My crazy swells and falls, waxes and wanes. It's a constant part of my thoughts, mind, soul, identity. It's an integral part of how I interact with the world around me, for both good and ill. My crazy allows me to experience life in a unique fashion that only my fellow crazies can hope to comprehend. But even my fellow crazies cannot fully understand what it means to me. The ecstasy of being is incomprehensible, unknowable, infinite, awe inspiring, beyond words, beyond thought, beyond reason, even were we able to exchange thoughts I would not be able to fully convey it. Because it just...is. Every moment of my life, every breath, it is all...imperfect perfection. It's not easy, it is in fact very hard (that's what she said). But how would I trade it for a stunted way of living? For that's what normality would be for me, barren. I've only ever lived in this state of bizarrity, of otherness, if I were to suddenly be sane my world would be empty. The universes inside my mind create a pleasing border that encompasses the world around me. Others hear me speak of snippets of experience, and perhaps it's bad, unsettling, panic inducing at the time, but when they express sympathy...When they express sympathy I have to admit that, in my heart of hearts, the depths of my mind, all that goes through it is "You feel sorry for me?

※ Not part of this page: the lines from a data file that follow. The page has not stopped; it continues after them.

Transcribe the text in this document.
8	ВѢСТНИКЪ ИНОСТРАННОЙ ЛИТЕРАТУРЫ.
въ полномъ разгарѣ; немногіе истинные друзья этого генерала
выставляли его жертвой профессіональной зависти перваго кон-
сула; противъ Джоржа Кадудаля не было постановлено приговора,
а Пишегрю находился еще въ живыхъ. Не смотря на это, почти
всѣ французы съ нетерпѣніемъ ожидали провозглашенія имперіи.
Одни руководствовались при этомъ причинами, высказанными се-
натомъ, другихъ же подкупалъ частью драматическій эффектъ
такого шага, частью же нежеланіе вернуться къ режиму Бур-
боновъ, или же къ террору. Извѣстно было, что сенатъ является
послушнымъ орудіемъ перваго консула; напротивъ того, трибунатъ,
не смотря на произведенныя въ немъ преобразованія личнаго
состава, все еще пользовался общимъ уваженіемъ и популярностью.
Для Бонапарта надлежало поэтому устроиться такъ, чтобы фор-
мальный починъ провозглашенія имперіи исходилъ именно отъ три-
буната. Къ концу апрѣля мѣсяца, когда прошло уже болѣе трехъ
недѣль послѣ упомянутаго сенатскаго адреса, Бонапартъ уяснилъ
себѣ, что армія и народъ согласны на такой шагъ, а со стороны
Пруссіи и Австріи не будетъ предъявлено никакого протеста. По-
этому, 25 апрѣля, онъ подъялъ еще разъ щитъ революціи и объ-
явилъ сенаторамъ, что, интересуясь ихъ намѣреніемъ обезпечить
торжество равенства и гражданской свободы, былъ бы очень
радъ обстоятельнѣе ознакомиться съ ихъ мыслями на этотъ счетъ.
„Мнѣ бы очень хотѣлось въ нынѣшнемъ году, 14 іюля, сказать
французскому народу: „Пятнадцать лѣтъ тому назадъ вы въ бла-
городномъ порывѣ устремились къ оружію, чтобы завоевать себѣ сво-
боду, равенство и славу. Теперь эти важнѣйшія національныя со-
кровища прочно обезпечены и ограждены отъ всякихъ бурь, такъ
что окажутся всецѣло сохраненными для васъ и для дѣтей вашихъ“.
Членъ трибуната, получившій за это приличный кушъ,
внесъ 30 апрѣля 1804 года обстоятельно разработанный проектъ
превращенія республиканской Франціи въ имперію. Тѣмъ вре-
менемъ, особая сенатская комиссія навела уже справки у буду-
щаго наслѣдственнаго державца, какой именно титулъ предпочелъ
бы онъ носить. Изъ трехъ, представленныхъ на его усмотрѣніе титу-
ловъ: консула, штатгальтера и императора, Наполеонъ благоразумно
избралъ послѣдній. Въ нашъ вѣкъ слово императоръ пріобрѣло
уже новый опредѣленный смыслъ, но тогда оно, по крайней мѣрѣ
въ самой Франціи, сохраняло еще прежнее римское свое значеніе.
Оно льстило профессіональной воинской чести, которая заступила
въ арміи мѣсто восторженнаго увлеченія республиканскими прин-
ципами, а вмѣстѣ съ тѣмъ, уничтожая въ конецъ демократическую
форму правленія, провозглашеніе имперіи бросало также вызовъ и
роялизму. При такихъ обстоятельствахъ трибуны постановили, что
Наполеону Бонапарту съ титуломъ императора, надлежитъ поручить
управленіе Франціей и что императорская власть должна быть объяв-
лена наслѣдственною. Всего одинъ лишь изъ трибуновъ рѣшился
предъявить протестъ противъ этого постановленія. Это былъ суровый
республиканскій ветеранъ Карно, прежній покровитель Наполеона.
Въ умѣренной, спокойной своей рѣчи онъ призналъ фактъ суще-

Oh, sweetie, you don't know what life is until you've embraced it fully because you don't know what the next moment may bring!" Yes, sometimes my brain thinks it's being chased by zombies, or serial killers, or evil of one stripe or another. And yes, that can be frightening. Extremely. But in the midst of those moments I can laugh at the insanity of my own brain, and when the crazy passes I take a breath of the most invigorating air, figurative or otherwise, that can be experienced. Adrenaline junkies might have a chance of understanding me, or poets who glimpse the divine. But all I can tell you is that even in the midst of panic, anxiety, depression, I know that my moment of bliss is coming. I know that I will wake up one morning, blink, and realize that the bad has subsided and I will breathe deeply, freely, joyfully...and I will live so completely in that moment that I will experience heaven.
Never pity me, even though I often pity you.